Her own executive assistant, a single mother, ended up quitting during the pandemic in order to focus on raising and schooling her children.
“I really did not want her to leave and I really wanted to partner with her, but at the end of the day, her priority was her kids,” Tripp said. “There’s a lot of pent-up demand for female workers, so once things [normalize] and kids are back at school, we’ll see women return to the workforce.”
Tripp recalled being the only female analyst at a real estate finance firm 20 years ago when she graduated from college. However, she noted that the composition of the real estate industry is beginning to change, and 60 percent of new hires in the industry last year were women.
“Where we still need to make progress is in those middle layers of management,” Tripp said. “We need to ensure we’re creating an inclusive culture.”
She added that she tries to remind her male employees to make sure they’re including their female colleagues in after-work gatherings or lunches.
“What I impress on the team is to just be cognizant.

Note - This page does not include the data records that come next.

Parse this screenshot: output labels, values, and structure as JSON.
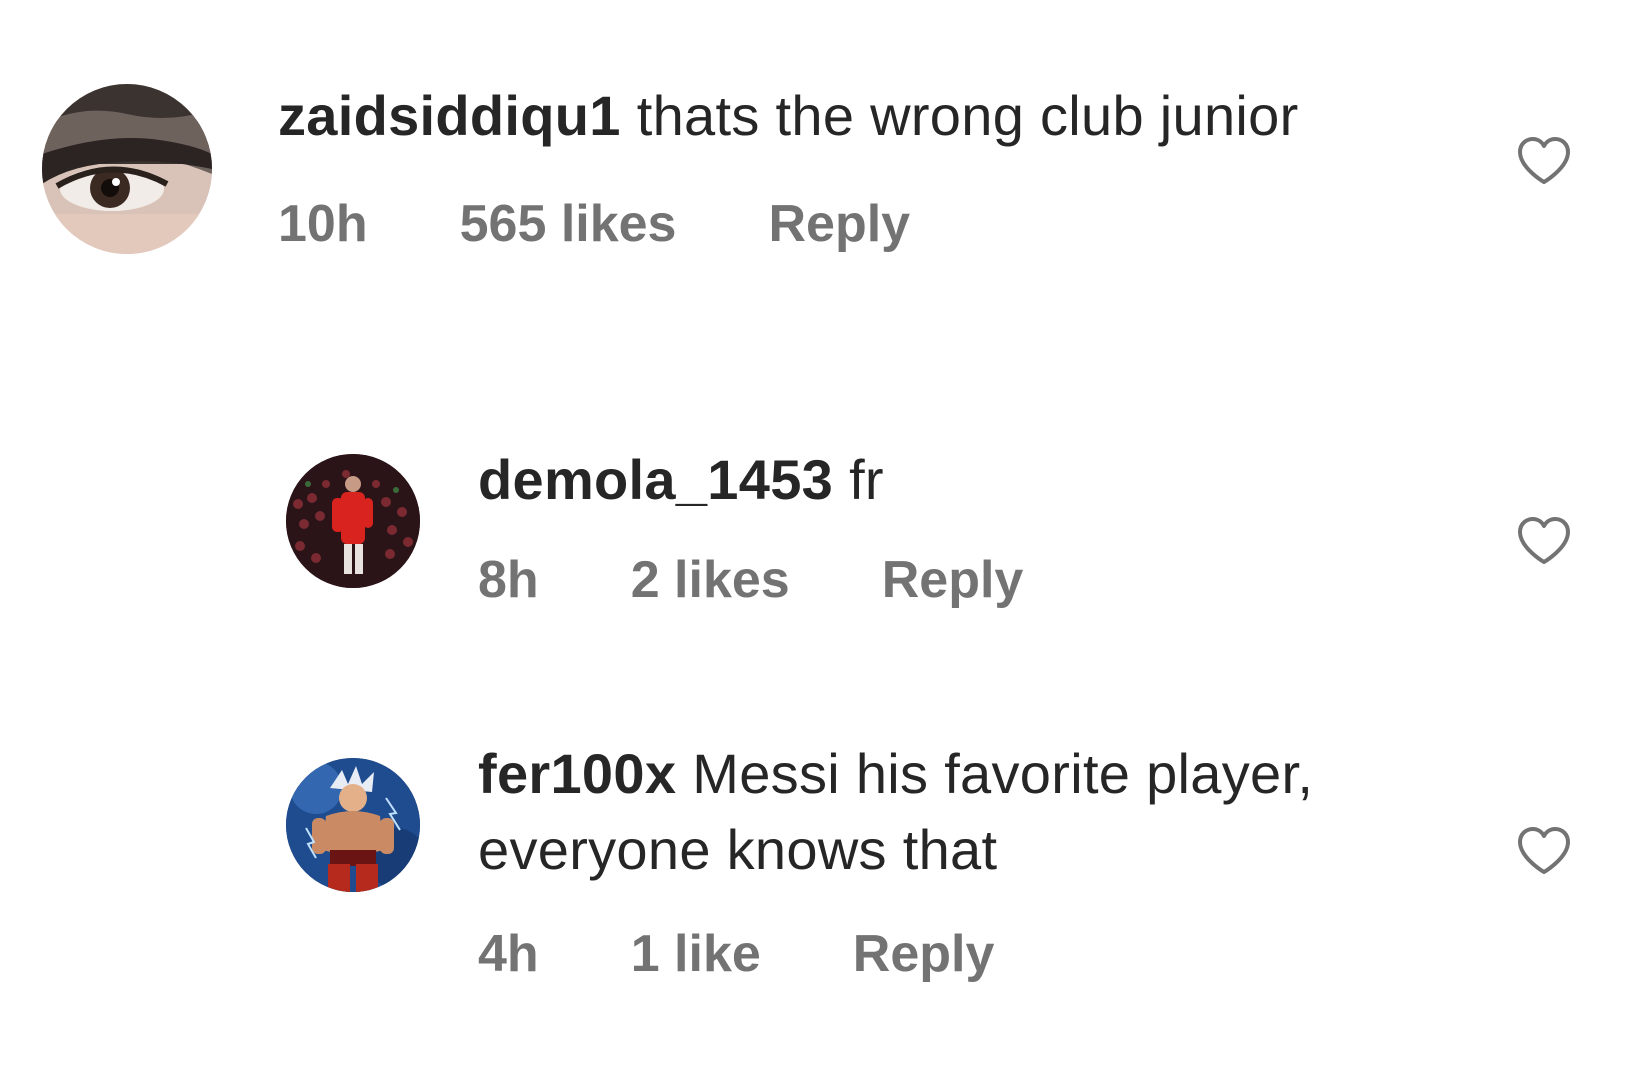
{
  "comments": [
    {
      "username": "zaidsiddiqu1",
      "text": "thats the wrong club junior",
      "time": "10h",
      "likes": "565 likes",
      "reply": "Reply",
      "avatar_icon": "eye-photo-avatar"
    },
    {
      "username": "demola_1453",
      "text": "fr",
      "time": "8h",
      "likes": "2 likes",
      "reply": "Reply",
      "avatar_icon": "football-player-photo-avatar"
    },
    {
      "username": "fer100x",
      "text": "Messi his favorite player, everyone knows that",
      "time": "4h",
      "likes": "1 like",
      "reply": "Reply",
      "avatar_icon": "anime-character-avatar"
    }
  ],
  "colors": {
    "text": "#262626",
    "meta": "#737373",
    "heart_outline": "#737373",
    "background": "#ffffff"
  }
}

Are you leaving the woman out of your boys’ happy hour? And, if you are, invite them along. Because that’s the only way you can start to impact change and initiate relationships.”
Commercial real estate firms in general, and their leadership, should prioritize supporting working women — especially those with families — if they believe in their diversity commitments, CREW’s Mann said.
“Companies are sensitive to the lack of diversity in real estate and losing women will only contribute to that,” she said. “And I think they want to commit to keeping women in their workforce by creating opportunities for women and flex time for more professional opportunities.”
Mann noted that women may be caring for other family members, too. “Especially people in the workforce that are in senior executive roles — they’re caring for aging parents and people who have special needs in their families. Those are conditions we need to be aware of and sensitive to.”
There’s another way, too, that industry members can support their female workforce, and it’s something that the pandemic underlined in red.
Hybrid work arrangements tend to benefit women even more than men, Cushman & Wakefield’s Rockey said, because they’re doing more unpaid labor at home, but still crave the early-career mentoring that people get in the office.
“Hybrid is really where people are getting the best experiences, and it disproportionately benefits women,” she explained. “Being in the office has a lot of importance — creating trust and bonding — for young employees, especially young women; developing those networks and mentorship is so important.”